Product attributes
Other attributes
AlphaGo Zero, an updated version of AlphaGo, is a computer program developed by Google DeepMind to play the board game Go using reinforcement learning. In March 2016, AlphaGo became the first computer program to beat a world-champion Go player. AlphaGo used search trees to evaluate positions and neural networks to select moves. These neural networks were initially trained using thousands of human amateur and professional games (supervised learning) before using reinforcement learning via self-play. AlphaGo Zero is based solely on reinforcement learning; it doesn't use human data, guidance, or any knowledge beyond the game rules.
Starting from completely random play, AlphaGo Zero used a novel form of reinforcement learning to become its own teacher.
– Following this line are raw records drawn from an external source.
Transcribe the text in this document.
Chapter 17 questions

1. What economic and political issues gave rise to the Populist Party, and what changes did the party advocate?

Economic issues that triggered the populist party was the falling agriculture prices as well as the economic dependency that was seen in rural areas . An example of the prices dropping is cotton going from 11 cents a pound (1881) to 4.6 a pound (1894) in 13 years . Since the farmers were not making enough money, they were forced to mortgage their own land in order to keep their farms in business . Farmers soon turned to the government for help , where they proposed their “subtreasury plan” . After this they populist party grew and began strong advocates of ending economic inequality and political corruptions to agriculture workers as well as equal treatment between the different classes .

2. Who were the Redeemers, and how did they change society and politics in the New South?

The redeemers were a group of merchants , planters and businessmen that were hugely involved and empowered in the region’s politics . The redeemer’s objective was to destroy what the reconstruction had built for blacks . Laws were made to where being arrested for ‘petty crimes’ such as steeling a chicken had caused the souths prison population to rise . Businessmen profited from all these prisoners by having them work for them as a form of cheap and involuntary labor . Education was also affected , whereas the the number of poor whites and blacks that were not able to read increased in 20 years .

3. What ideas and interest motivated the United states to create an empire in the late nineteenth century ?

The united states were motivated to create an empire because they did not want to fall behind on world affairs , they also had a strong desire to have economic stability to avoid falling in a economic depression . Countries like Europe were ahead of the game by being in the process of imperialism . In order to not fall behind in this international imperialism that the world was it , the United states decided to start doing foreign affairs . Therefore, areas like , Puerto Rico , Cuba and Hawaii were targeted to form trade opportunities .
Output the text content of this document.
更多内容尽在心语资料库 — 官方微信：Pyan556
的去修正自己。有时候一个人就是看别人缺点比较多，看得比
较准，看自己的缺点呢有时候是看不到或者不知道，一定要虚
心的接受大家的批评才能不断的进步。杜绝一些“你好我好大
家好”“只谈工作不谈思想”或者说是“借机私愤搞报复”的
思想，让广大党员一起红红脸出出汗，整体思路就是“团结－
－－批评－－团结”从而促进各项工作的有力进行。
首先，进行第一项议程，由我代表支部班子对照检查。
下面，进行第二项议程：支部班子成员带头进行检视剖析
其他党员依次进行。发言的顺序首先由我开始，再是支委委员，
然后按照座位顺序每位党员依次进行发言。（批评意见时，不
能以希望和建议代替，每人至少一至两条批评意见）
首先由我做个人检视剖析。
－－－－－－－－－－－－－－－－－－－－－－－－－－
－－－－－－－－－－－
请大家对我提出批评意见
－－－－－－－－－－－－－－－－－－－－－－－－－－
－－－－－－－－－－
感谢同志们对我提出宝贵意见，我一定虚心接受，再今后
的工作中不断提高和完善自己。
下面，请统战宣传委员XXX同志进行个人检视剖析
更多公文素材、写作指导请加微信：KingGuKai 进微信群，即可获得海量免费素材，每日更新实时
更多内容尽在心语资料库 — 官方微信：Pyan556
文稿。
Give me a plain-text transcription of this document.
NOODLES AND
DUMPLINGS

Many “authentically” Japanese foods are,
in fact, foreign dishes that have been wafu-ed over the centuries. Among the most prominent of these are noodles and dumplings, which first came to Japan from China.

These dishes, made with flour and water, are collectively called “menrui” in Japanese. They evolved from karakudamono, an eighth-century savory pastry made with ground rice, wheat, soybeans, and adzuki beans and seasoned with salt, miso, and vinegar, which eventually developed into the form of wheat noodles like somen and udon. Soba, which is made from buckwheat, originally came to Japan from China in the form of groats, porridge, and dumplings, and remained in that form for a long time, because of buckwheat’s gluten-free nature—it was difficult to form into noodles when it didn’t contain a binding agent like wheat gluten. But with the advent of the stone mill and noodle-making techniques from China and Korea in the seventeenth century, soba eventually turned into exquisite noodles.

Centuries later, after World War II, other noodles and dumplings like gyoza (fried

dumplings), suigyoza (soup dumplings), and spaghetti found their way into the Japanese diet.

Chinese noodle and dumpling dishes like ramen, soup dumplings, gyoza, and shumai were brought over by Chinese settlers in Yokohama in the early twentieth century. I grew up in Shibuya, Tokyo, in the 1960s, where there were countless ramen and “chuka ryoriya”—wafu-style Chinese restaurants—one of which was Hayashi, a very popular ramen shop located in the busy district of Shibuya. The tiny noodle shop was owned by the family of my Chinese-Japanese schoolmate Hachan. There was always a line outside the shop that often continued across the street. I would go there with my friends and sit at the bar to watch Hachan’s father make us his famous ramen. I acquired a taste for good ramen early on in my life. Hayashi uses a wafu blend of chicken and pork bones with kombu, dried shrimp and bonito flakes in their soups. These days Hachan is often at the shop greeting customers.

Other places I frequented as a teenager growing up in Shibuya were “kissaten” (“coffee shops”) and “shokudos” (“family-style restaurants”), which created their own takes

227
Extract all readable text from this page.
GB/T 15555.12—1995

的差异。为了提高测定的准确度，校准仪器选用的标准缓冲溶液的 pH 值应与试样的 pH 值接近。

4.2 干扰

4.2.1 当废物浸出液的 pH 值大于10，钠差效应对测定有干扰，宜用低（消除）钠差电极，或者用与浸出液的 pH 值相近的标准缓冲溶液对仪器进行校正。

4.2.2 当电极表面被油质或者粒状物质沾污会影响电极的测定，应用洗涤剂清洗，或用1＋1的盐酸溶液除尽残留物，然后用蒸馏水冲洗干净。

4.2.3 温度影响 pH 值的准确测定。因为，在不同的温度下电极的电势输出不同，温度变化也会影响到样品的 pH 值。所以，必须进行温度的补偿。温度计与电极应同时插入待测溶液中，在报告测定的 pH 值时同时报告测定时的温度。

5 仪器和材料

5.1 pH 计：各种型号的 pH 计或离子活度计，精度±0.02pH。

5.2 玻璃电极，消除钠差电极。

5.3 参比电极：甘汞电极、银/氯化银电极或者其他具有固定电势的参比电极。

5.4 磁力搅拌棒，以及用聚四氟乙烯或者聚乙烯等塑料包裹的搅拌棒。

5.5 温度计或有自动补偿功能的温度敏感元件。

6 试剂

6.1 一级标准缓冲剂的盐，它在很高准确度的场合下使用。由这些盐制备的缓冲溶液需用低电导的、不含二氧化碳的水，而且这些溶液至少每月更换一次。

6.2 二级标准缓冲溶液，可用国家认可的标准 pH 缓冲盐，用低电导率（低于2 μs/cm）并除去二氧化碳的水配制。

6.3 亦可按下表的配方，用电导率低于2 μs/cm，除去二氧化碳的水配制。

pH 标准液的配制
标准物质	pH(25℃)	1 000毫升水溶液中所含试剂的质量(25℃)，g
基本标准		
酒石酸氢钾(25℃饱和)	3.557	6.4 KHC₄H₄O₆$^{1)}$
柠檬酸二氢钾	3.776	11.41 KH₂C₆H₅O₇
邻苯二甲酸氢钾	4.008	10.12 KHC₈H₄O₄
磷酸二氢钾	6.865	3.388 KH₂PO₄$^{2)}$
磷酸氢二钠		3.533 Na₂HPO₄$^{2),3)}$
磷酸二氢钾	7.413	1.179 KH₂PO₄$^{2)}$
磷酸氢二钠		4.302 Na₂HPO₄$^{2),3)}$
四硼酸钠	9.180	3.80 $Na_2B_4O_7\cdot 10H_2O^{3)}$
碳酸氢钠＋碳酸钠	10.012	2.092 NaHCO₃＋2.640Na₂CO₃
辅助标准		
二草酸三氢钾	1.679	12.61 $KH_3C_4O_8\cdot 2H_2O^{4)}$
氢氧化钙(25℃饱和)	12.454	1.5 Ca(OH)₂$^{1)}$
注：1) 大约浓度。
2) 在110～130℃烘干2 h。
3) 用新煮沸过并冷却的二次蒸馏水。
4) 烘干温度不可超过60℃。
The neural network is trained to predict AlphaGo's own move selections and also the winner of AlphaGo games. This neural network improves the strength of the tree search, resulting in higher-quality move selection and improved self-play with each iteration.
AlphaGo Zero was announced in a blog published by Google DeepMind on October 18, 2017. This was followed by a paper published in Nature on October 19, 2017. The paper titled "Mastering the game of Go without human knowledge" goes into greater detail describing the architecture and training of the AlphaGo Zero algorithm. Starting in a tabula rasa ("blank slate") condition, AlphaGo Zero achieved superhuman performance, winning 100–0 against DeepMind's previous program AlphaGo after only three days of self-play training. After forty days of self-training, it outperformed the upgraded version of AlphaGo known as "Master."